There’s really no comparable light tackle technique that imitates aquatic life quite like a drop shot rig. The deception is subtle and the lure appears vulnerable. Tied directly to the leader at midpoint, the lure’s movement is manipulated by the rod tip while anchored within the strike zone. Like an underwater marionette, the soft plastic imitation flashes and flutters from the pull string in a ruse that elicits wild strikes from its curious victims.
Preparing for a long day of competition, Scott Martin rigs a drop shot.

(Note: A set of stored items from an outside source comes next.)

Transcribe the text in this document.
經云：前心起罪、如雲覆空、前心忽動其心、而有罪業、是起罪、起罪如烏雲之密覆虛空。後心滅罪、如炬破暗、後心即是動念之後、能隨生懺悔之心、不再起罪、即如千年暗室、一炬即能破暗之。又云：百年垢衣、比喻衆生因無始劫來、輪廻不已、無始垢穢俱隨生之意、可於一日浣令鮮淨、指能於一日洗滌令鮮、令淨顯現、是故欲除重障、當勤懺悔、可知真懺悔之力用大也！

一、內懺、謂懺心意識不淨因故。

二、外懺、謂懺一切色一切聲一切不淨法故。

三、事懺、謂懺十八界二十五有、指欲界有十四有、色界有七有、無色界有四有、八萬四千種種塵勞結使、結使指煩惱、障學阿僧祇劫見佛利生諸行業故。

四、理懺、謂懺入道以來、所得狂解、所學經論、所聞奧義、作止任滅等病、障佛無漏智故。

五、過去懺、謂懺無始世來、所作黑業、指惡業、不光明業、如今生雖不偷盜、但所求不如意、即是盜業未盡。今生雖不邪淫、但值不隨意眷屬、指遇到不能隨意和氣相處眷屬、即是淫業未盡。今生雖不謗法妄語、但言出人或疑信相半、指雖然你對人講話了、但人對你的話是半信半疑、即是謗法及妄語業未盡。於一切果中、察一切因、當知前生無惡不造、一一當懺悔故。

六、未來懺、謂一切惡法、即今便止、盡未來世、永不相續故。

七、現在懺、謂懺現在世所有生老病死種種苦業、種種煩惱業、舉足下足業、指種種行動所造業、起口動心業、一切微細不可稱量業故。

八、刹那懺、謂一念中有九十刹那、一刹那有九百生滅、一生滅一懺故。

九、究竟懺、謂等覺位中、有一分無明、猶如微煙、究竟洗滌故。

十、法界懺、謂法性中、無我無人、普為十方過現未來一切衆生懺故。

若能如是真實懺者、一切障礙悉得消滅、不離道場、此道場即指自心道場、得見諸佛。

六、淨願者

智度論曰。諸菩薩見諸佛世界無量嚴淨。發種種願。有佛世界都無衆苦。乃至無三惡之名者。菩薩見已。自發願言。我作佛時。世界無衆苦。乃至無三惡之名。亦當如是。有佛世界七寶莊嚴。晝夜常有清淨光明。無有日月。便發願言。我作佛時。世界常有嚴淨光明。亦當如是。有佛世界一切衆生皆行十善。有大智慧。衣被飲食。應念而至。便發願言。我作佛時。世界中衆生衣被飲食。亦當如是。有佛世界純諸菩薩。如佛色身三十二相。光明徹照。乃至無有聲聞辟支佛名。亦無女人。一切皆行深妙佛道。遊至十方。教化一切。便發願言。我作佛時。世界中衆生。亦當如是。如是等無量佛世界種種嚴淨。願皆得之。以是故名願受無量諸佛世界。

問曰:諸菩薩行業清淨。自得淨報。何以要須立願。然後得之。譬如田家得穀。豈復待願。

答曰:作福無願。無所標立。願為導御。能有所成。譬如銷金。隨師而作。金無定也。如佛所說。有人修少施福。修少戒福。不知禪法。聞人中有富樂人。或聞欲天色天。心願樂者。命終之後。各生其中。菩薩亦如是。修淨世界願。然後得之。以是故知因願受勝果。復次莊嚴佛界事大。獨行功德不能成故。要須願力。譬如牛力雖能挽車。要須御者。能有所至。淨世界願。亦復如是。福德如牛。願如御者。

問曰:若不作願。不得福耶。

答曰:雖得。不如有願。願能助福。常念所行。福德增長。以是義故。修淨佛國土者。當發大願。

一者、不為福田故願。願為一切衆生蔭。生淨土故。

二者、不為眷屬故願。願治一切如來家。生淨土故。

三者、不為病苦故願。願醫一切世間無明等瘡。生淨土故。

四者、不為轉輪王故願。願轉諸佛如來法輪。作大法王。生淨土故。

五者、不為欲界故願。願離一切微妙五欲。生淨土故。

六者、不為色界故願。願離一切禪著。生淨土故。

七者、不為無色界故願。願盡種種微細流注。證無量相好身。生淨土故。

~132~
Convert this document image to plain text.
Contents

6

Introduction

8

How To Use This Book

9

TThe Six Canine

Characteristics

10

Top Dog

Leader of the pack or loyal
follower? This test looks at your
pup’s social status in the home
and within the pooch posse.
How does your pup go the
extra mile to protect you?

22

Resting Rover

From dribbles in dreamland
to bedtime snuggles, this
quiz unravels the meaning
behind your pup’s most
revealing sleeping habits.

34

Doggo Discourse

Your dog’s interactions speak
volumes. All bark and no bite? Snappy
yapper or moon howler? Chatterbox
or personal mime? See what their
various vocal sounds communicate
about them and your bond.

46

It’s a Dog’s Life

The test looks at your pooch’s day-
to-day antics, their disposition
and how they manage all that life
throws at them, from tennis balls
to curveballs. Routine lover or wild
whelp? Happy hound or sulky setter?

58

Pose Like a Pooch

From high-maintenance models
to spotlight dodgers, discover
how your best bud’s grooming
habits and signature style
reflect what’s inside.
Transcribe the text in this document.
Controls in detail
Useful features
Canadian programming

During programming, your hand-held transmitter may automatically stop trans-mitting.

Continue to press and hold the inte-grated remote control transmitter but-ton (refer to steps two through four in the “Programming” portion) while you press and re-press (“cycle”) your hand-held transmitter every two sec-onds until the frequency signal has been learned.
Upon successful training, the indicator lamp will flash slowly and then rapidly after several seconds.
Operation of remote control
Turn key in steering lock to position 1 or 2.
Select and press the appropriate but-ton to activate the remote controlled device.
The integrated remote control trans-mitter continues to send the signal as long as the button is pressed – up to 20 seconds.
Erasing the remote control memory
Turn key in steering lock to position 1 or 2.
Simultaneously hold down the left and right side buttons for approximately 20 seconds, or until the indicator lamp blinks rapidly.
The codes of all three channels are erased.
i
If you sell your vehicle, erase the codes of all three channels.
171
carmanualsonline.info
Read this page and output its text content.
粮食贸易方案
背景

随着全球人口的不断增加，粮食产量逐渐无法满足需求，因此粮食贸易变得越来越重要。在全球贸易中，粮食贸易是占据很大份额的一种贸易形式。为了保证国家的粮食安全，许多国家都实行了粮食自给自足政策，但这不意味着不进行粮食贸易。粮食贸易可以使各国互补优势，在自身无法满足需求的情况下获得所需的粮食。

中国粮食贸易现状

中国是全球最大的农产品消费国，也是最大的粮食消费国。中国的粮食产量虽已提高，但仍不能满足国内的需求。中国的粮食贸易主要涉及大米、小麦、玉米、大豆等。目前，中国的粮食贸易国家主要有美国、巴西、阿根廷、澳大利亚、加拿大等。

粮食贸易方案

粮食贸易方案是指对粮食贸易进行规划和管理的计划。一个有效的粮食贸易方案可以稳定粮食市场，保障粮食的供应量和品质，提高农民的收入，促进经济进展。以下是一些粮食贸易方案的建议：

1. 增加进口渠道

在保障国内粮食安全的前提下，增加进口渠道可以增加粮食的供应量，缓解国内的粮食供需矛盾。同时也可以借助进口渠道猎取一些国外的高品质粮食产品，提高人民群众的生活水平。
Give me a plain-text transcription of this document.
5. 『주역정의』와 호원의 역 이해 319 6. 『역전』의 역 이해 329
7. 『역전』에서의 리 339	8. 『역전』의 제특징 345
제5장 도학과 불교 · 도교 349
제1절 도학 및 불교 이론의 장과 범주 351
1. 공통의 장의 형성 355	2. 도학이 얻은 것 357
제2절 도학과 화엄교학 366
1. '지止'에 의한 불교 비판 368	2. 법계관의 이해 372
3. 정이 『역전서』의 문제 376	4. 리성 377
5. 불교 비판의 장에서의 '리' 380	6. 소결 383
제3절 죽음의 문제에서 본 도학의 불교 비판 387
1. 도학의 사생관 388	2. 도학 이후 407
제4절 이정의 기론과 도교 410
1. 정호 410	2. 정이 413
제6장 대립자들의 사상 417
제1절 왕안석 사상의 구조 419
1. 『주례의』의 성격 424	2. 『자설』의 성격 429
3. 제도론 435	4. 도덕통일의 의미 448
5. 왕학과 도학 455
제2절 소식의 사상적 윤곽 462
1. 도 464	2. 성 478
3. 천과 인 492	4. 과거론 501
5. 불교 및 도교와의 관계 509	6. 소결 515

Considered an excellent deep water technique that originated from tournament anglers out west, the drop shot is catching on across the Southeast, helping anglers fool largemouth in lakes from Okeechobee to Eufaula. A successful drop shot rig requires the correct combination of several components. Line size, rod action, hook size, weight shape and lure selection are all vital in creating a rig capable of consistently fooling finicky fish. A spinning rod with a fast to extra-fast taper matched with a light spinning reel is required for casting and pitching the light rig and critical for fighting fish with light line and small hooks. When applying the tactic in Florida lakes, FLW tour pro Scott Martin utilizes a 6’9″ medium-light Okuma Citrix spinning rod, matched with a Helios spinning reel. “You need the combination of a sensitive rod with a reel that has a smooth drag system for fighting fish on light line,” he advised.
Regardless of what brand or color lure you choose, the key is to find a pattern that will provide the most action once it is in the water.
Martin, an Okeechobee native and host of the popular television show, The Scott Martin Challenge, took home over $600,000 in winnings from a single tournament in 2011 after capturing the overall FLW Cup using the drop shot as part of his repertoire. “Generally for my drop shot rig I’ll go with an 8 lb. test fluorocarbon leader, a 1/0 or 2/0 straight shank hook, and a 3/16 to a ¼ oz. tungsten weight. From here I’ll adjust the length of the leader accordingly depending on what type of bottom I’m working,” Martin continued.
Drop shot hooks are small and light by design, which enables the offering of choice adequate mobility. If a hook is too heavy, then the action of the bait will be reduced significantly to the point it appears unnatural. Most drop shot hooks have a turned up eye, which allows the lure to sit at a 90º angle when tied directly to the line. When a strike occurs, anglers should begin their retrieve while simultaneously lifting the rod in a sweeping motion, allowing the light wire hook to penetrate without added tension.
Drop shot sinkers have their own unique advantages. Cylindrical or skinny-style weights are considered by some to be better designed for slow retrieves through grass and vegetative structure, while teardrop shaped sinkers offer a better feel for harder bottom and use in deeper, vertical applications. Tungsten is the material of choice, as it is much more dense than lead. This allows for the use of an equally weighted sinker at half the size, in addition to an increase in sensitivity due to the weight’s size reduction. Some drop shot sinkers are designed with terminal swivels to reduce line twist. Others feature special clips that clamp on the line allowing for an easy release if the rig becomes snagged.
There are hundreds of soft plastics in a myriad of colors to choose from when building an effective drop shot rig. The typical offering is a 3- to 5-inch finesse worm with a straight or curly tail. Regardless of what brand or color lure you choose, the key is to find a pattern that will provide the most action once it is in the water. Neutral to positively buoyant lures are generally lighter than the heavier salt impregnated baits and will provide a much livelier finesse presentation.
Create a palomar knot by doubling 18- to 30-inches of 10 lb. test fluorocarbon leader and passing the end of the loop through the eye of your hook.
Tie a loose overhand knot with the doubled line, leaving the hook hanging at the bottom of the formed loop.
Hold the overhand knot between your fingers, then pass the looped end back over the hook, sliding the loop above the eye of the hook.
Lubricate and tighten the knot onto the eye of the hook by slowly pulling on the mainline and tag end simultaneously. Feed the long tag end back through the eye and the hook should now be facing upright and extending out at a 90° angle.
Attach a drop sinker to the end of the tag line at a desired distance from the hook. Nose hook your favorite soft plastic worm (Texas rigged and wacky hooked baits work as well) and you are ready to drop shot!